There are several methods to reduce this influence, with one being the use of differential optical schemes that generate reference and analytical signals at different wavelengths.
Mercury (Hg) determination with AAS often involves separation Hg from the matrix using a selective sorbent, such as gold (amalgamation, double amalgamation). However, gold can unpredictably change its properties due to the influence of volatile components and surface changes (aging), which requires constant control in order to avoid analytical errors.
To ensure high selectivity, Lumex Instruments mercury analyzers utilize Zeeman correction for background absorption and scattering (Zeeman AAS, or ZAAS). The Zeeman effect refers to the splitting of a spectral line into several components in the presence of a magnetic field.
In Lumex Instruments RA-915-series mercury analyzers, a mercury lamp is placed in a permanent magnetic field. The 254-nm mercury resonance line is split into Zeeman polarized components (direct Zeeman effect).

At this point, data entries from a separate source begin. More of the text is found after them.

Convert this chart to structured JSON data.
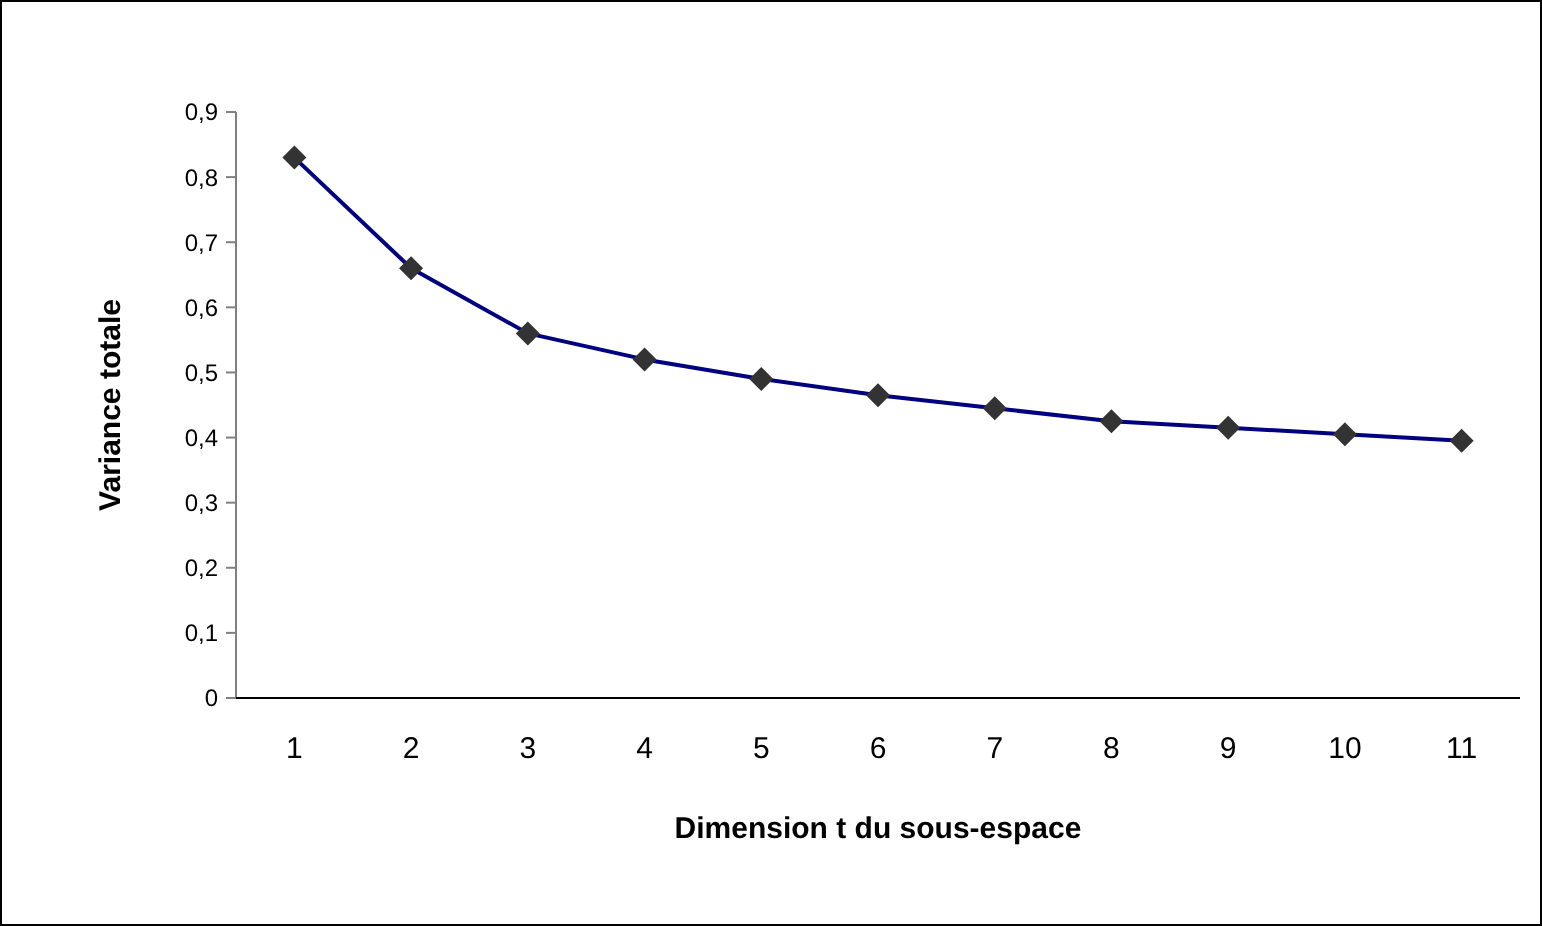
{
  "chart_data": {
    "type": "line",
    "xlabel": "Dimension t du sous-espace",
    "ylabel": "Variance totale",
    "categories": [
      "1",
      "2",
      "3",
      "4",
      "5",
      "6",
      "7",
      "8",
      "9",
      "10",
      "11"
    ],
    "series": [
      {
        "color": "#000080",
        "values": [
          0.83,
          0.66,
          0.56,
          0.52,
          0.49,
          0.465,
          0.445,
          0.425,
          0.415,
          0.405,
          0.395
        ]
      }
    ],
    "ylim": [
      0,
      0.9
    ],
    "yticks": [
      {
        "value": 0,
        "label": "0"
      },
      {
        "value": 0.1,
        "label": "0,1"
      },
      {
        "value": 0.2,
        "label": "0,2"
      },
      {
        "value": 0.3,
        "label": "0,3"
      },
      {
        "value": 0.4,
        "label": "0,4"
      },
      {
        "value": 0.5,
        "label": "0,5"
      },
      {
        "value": 0.6,
        "label": "0,6"
      },
      {
        "value": 0.7,
        "label": "0,7"
      },
      {
        "value": 0.8,
        "label": "0,8"
      },
      {
        "value": 0.9,
        "label": "0,9"
      }
    ],
    "marker": "diamond",
    "grid": false
  }
}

One of the components (Ϭ-) within the Hg absorption line envelope is used as analytical radiation; the other component (Ϭ+) lies outside the Hg absorption line and serves as reference radiation. The analytical and reference components are separated in time using a high-frequency (HF) polarization modulator.

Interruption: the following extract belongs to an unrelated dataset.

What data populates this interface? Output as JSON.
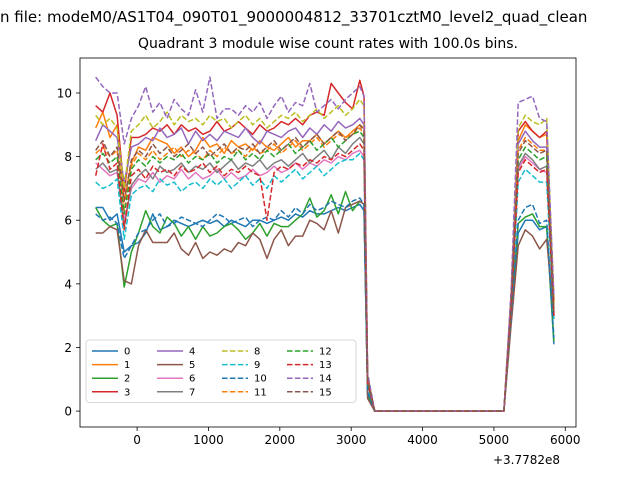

How does it work? As long as there are no mercury atoms in the analytical cell, the intensities of both Ϭ-components are equal. When mercury enters the cell, the difference in intensity between the two Ϭ-components increases as a function of the mercury concentration. The logarithm of the ratio of the Ϭ+ and Ϭ- components is used as the analytical signal which is directly proportional to the mercury concentration in the analytical cell. The spectral shift between the Ϭ-components is significantly smaller than the widths of molecular absorption bands and scattering spectra. Background absorption leads to the same attenuation of the intensities of the Ϭ-components and, correspondingly, their ratio does not change. Thus, any background absorption by interfering compounds can be neglected, providing the highest selectivity of the analysis. The combination of built-in and external analytical cells enables low Limit of Detection (LoD) and a wide dynamic measurement range.
The Lumex Instruments mercury analyzers and monitors (models RA-915M, RA-915AM и RA-915AMNG) have a built-in multipath cell with an optical length of 10 m for the real-time determination of the background concentration of mercury in air (below 1 ng/m3) and in water using Cold Vapour technique (0.5 ppt).
The versatile ZAAS technology empowers to create portable, laboratory and on-line analyzers and monitors for mercury determination in air, gases, solids, biota, and liquids.
The main advantages of ZAAS mercury analyzers and monitors are: high selectivity, low limit of detection, wide dynamic range of measurement, versatility for various field and laboratory applications, low maintenance and running cost.
ZAAS HF background correction using the inverse Zeeman effect is also applied to the Lumex Instruments MGA-1000 multi-element laboratory analyzer.